Behavioural strategies:
For cyanotic BHS triggered by tantrums, firm limit-setting and consistent parental responses reduce the frequency of triggering episodes over time. Parents should avoid reinforcing tantrums by giving in to demands after spells, as this perpetuates the behaviour cycle (even though the spells themselves are involuntary).
Prognosis:
- Cyanotic BHS: resolves spontaneously in >90% by age 5–6 years.
- Pallid BHS: resolves by school age in most, but a small proportion (~15%) develop vasovagal syncope in adolescence — this is benign and managed differently.
- No increased risk of epilepsy in children with classic BHS and a normal EEG.
SELF-CHECK
A 2.5-year-old child has had frequent cyanotic breath-holding spells (4–5 per week). His haemoglobin is 9.2 g/dL and serum ferritin is 6 ng/mL (low). His EEG is normal. Which of the following is the most appropriate next step?
A. Start sodium valproate to suppress the episodes
B. Refer for cardiac pacemaker implantation
C. Prescribe oral iron supplementation and counsel the parents on the benign nature of BHS
D. Admit for continuous EEG monitoring
Reveal Answer
Answer: C. Prescribe oral iron supplementation and counsel the parents on the benign nature of BHS
This child has iron-deficiency anaemia (Hb 9.2 g/dL, low ferritin) and frequent cyanotic BHS. Iron supplementation (elemental iron 3–6 mg/kg/day) is the evidence-based intervention — multiple RCTs show it reduces BHS frequency in iron-deficient children. Parental education and reassurance are also essential. Sodium valproate is NOT indicated for BHS (they are not epilepsy). Pacemakers are very rarely considered only for severe pallid BHS with documented asystole, not for cyanotic type. EEG monitoring is not needed here as the diagnosis is clear.
Self-Assessment
You have now covered the essential knowledge base for breath-holding spells: the two clinical types, their distinct mechanisms, the diagnostic approach based on clinical history, the limited role of investigations, and the management centred on reassurance and iron therapy. The most important intellectual step in managing BHS is the ability to make a confident clinical diagnosis without over-investigating, and to communicate that confidence to an anxious family. This competency is tested frequently in clinical examinations through vignettes requiring you to distinguish BHS from epilepsy, identify the correct type, and choose the appropriate management. The checklist below consolidates the high-yield factual anchors from this module — review each point carefully and ensure you can explain it in your own words before proceeding to the self-assessment questions.

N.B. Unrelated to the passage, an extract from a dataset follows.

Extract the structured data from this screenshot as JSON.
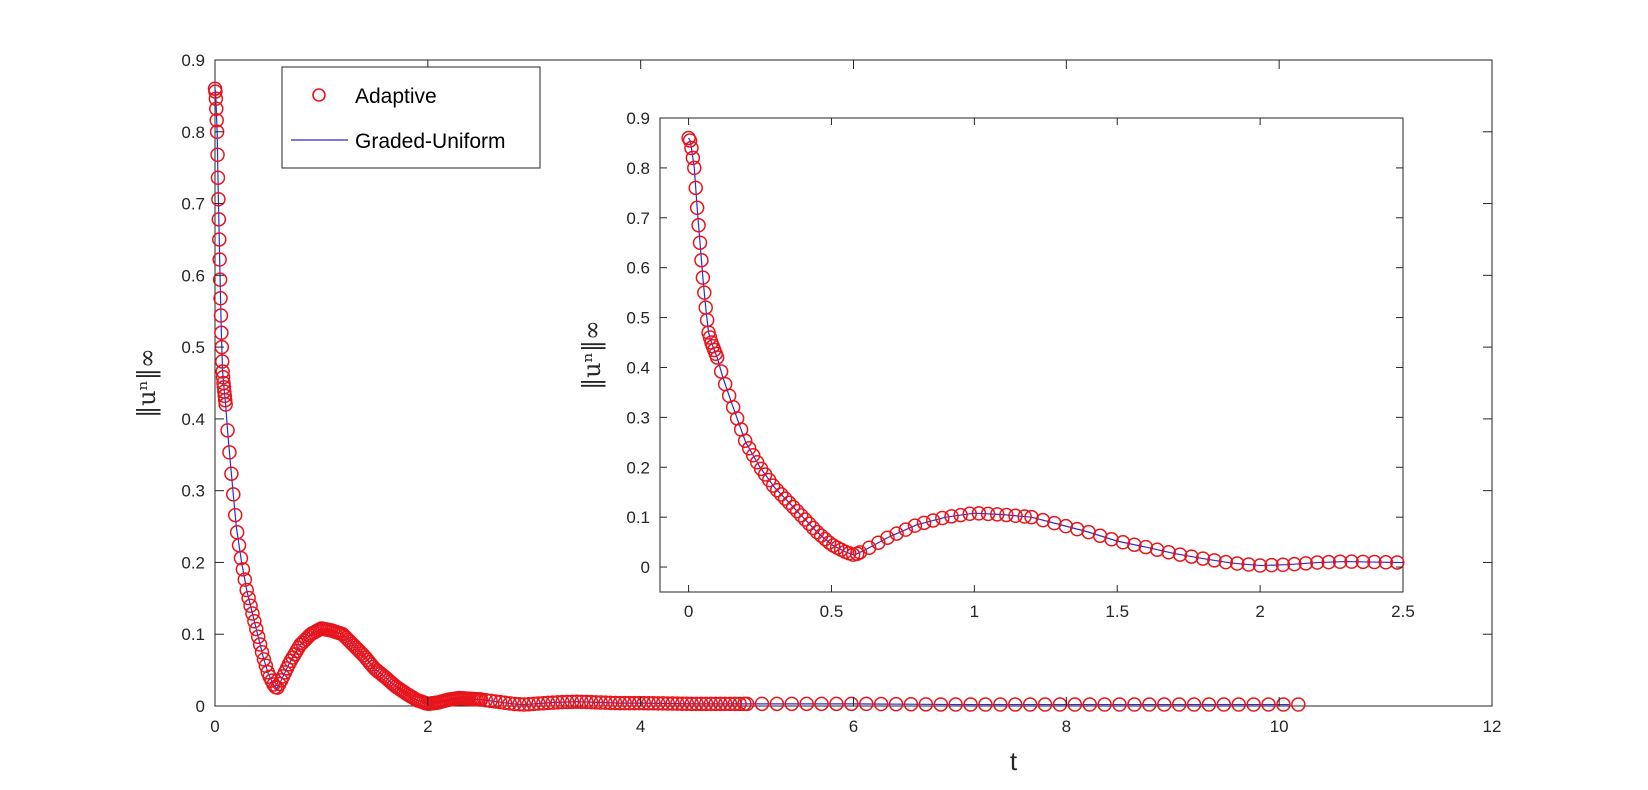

- BHS occur between 6 months and 5 years; peak at 2 years; family history in ~25–30%.
- Cyanotic (~85%): emotional trigger → crying → expiratory apnoea → cyanosis → LOC; pallid (~15%): pain/shock → vagal bradycardia/asystole → pallor → syncope.
- Diagnosis is clinical; EEG between episodes is normal.
- Distinguishing feature from epilepsy: BHS always has a trigger and a preceding cry (cyanotic type); NO postictal confusion.
- Check iron studies in all children with BHS; iron supplementation reduces frequency if iron deficient.
- Atropine for severe/frequent pallid BHS only; no anti-epileptic drugs for BHS.
- Prognosis: >90% resolve spontaneously by age 5–6 years.